The Evangeline League was a minor league baseball league that ran in southern and central Louisiana from 1934-1957.

The league, which had it’s name taken from Evangeline, the epic poem by Henry Wadsworth Longfellow, began as a 6-team class D league in 1934, and then expanded to 8 teams the next season, before shutting down for two seasons following the 1943 season due to World War II.

After resuming play in 1946, the Evangeline League remained a class D league, before being promoted to the class C level in 1949.

The league remained in operation until 1957, when two of the six remaining teams dropped out, suspending play that season with no champion being named.

The Evangeline League, which featured a betting scandal back in 1946, featured teams in cities such as Lafayette, Abbeville, Crowley, Opelousas, Rayne, Jeanerette, and Lake Charles.

Despite the stability of the league, the only franchise they lasted all 21 seasons was the Alexandria Aces, while New Iberia had a franchise every season, with the exception of the final one.

Because of the close proximity of the franchises, a number of heated rivalries developed, with crowds that would certainly quality as raucous, getting into it with umpires, players, managers, and one another.

It was an immensely popular league for over two decades, with some franchises actually outdrawing some Major League Baseball franchises, in terms of attendance.

All summer long we’ll be going back in time and look back at the Evangeline League, which was commonly referred to as the “Pepper Sauce League”, “Hot Sauce League”, or “Tabasco Circuit”.

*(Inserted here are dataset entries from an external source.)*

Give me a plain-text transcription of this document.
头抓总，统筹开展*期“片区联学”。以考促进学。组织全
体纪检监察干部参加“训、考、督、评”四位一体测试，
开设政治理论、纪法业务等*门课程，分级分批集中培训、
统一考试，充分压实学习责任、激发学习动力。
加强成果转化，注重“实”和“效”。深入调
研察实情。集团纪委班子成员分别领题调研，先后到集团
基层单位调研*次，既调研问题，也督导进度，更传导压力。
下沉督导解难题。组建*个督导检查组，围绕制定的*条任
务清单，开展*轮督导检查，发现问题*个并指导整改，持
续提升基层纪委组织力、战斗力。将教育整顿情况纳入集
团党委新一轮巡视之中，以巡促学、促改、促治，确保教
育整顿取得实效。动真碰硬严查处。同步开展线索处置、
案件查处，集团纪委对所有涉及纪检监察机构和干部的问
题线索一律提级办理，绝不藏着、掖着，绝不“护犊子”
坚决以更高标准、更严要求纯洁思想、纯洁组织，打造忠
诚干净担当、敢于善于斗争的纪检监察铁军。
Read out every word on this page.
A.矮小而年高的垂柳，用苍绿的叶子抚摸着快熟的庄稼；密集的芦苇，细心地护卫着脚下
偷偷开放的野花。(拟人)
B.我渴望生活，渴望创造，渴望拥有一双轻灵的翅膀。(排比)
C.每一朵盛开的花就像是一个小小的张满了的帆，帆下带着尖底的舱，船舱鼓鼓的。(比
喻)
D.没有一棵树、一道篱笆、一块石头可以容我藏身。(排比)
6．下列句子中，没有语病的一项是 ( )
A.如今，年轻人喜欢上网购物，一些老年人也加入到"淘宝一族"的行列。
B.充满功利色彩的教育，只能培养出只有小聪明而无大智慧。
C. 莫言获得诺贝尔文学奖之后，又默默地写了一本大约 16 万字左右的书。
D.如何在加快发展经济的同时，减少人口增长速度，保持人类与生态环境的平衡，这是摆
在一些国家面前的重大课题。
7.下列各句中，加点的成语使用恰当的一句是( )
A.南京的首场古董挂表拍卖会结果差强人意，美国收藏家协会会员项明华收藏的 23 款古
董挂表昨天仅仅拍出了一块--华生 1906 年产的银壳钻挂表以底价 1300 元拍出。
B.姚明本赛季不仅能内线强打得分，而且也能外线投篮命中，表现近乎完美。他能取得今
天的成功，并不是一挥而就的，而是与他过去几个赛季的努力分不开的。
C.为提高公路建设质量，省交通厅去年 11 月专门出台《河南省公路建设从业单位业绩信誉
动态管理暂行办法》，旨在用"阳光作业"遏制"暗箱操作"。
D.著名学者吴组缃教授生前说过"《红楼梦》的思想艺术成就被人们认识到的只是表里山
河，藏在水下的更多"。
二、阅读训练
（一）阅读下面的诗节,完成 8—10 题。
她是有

Yesterday, we remembered Chris Flanagan

Today, Garth Mann

Mann, a right-handed pitcher, spent two seasons in the Evangeline League, from 1937-1938, before going on to have a very brief career in Major League Baseball, one that lasted only one game.

In 1937, with the Rayne Rice Birds, in his first year of professional baseball, Mann went 3-5 with a 3.77 ERA.

A native of Brandon, Texas, Mann followed that with a terrific 1938 campaign, going 14-7 for Rayne, along with a league-leading 2.09 ERA.

Six years later, in 1944, Mann spent one day in the Major Leagues with the Chicago Cubs, appearing as a pinch-runner.

That turned out to be the only game Mann would ever play in the big leagues.

Mann had seven double-digit winning seasons during his twelve years in the minor leagues, accumulating a career record of 125-96 with a 3.44 ERA, pitching 2,009 innings in 335 games.

A successful businessman and thoroughbred horse owner following his baseball days ended, Mann passed away in 1980 in Waxahachie, Texas at the age of 64.